Als meine Schwester Suppe kochen musste
„Komm, aufstehen“, höre ich eine leise Stimme. Dann spüre ich eine Hand meine Schulter berühren. „Los, wir müssen in den Kindergarten“, höre ich wieder. Mein Papa ist über mich gebeugt. Ich tapse ins Bad. Beim Frühstück kommt mein Bruder und macht den Wasserkocher an.
„Wo ist Mama?“, frage ich.
Mein Papa sagt: „Sie musste wegfliegen.“
„Wohin?“
„Zum Opa.“
„Wieso?“
„Weil es Opa nicht gut geht.“
Ich rühre die Rosinen in meinem Brei herum.
„Holt sie mich heute ab?“, frage ich.
„Nein.“
„Oii“, stöhne ich, „Wer dann?“
„Deine Schwester.“
[eine Woche später]
Wir essen zu Abend. Meine Schwester erzählt von ihrer Geigenstunde. Das Telefon piept und mein Papa geht in die Küche. Ich sehe ihn hinter dem Tresen. Lustig, wie sich die Lichter lang ziehen, wenn man die Augen zusammenkneift und auf die Lampe schaut. Mein Papa sagt etwas. Ich neige den Kopf immer mehr zur Seite und sehe die Lichtstrahlen mitkreisen.

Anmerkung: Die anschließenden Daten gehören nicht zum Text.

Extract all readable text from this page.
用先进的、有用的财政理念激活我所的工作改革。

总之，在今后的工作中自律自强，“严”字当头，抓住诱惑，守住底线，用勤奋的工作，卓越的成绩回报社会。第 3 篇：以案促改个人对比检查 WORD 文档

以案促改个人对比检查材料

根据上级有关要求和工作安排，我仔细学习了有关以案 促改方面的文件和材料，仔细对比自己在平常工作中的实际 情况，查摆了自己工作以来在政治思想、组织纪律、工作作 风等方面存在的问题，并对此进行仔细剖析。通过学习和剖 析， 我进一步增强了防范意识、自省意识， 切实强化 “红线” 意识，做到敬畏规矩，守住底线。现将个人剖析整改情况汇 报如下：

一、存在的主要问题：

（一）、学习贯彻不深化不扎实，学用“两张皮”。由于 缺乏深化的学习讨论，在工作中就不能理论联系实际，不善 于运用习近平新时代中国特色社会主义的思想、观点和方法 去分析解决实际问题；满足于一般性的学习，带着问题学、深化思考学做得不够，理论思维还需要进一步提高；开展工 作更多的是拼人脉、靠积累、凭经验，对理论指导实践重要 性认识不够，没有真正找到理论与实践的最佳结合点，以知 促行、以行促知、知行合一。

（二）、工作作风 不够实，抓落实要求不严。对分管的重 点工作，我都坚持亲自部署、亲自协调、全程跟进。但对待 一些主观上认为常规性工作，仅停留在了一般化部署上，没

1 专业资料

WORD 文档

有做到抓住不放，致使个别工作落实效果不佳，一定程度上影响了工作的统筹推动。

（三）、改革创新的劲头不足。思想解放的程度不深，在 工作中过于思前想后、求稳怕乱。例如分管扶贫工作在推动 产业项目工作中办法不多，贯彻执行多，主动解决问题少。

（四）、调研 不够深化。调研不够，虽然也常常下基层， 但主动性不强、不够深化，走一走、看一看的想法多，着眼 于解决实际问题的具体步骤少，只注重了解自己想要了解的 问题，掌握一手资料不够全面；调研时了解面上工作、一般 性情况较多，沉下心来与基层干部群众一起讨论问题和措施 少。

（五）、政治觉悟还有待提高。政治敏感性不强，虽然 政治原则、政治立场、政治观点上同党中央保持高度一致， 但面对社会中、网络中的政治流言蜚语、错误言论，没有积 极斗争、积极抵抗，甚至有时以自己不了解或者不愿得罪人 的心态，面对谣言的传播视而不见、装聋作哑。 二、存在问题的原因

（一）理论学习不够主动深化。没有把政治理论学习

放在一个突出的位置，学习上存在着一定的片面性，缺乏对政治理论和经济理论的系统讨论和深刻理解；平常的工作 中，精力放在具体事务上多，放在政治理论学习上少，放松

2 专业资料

Als ich mich wieder aufsetze, redet niemand. Meine Schwester fängt an zu weinen. Ich schaue sie an, dann meinen Bruder und meinen Papa. Wieso machen sie nichts? Ich lasse die Gabel auf meinen Teller gleiten und gehe zu meiner Schwester. „Was hast du?“, frage ich sie, aber sie antwortet nicht. Sie schaut mich an und ihr laufen Tränen übers Gesicht. Dann steht sie auf und läuft ins Bad. Ich schaue meinen Papa an. Er steht neben dem Geschirrspüler und kaut an der Lippe. Mein Bruder zupft an seinem Ärmel. Ich schleiche zum Sofa und nehme mein Auto. Ich lasse es über die Polster fahren, spähe dabei immer wieder ins Esszimmer, aber niemand bewegt sich. Dann kommt meine Schwester aus dem Bad. Ihre Augen sind rot. Mir gefällt diese Stille nicht. „Du hast noch Spaghetti“, sage ich. Sie nickt und setzt sich. Es ist wieder still. Sie nimmt einen Schluck Wasser. Ihre Hand zittert. Wir hatten noch nichts zum Nachtisch, aber ich traue mich nicht, danach zu fragen. Das Telefon meines Papas klingelt wieder. Er geht mit schnellen Schritten ins Schlafzimmer. Mein Bruder holt tief Luft und schließt die Augen. An diesem Abend wird länger gebetet als sonst.
Am nächsten Morgen bringt mich meine Schwester in den Kindergarten.
„Wo ist Papa?“, frage ich am Weg.
„Er ist weggeflogen“, sagt sie mir.
„Wieso?“
„Zu Mama.“
Am Nachmittag holt sie mich ab. Sie hat wieder rote Augen und schnäuzt sich.
„Hast du etwa Schnupfen?“, frage ich.
Sie schaut mich kurz an und sagt dann: „Ja. Hast du Hunger?“
Ich nicke.
Sie nimmt meine Hand: „Gut, ich habe Suppe gekocht.“
Am Wochenende ist es still zuhause. Als ich wieder in den Kindergarten komme, werde ich lang nicht abgeholt. Meine Freunde gehen und ich komme in die Sammelgruppe.
Beim Einschlafen sitzt meine Schwester mit ihrem Computer an der Wand. Ich krieche zu ihr, aber sie sagt streng, ich solle mich wieder auf den Polster legen.
„Was machst du?“, frage ich sie.
„Ich muss schreiben.“
„Was schreibst du?“
„Hausübungen.“
Sie schaut nicht auf, also rolle ich mich weg. Es ist dunkel und ich fürchte mich vor den Schatten auf der Decke. Jetzt beten wir immer länger als sonst.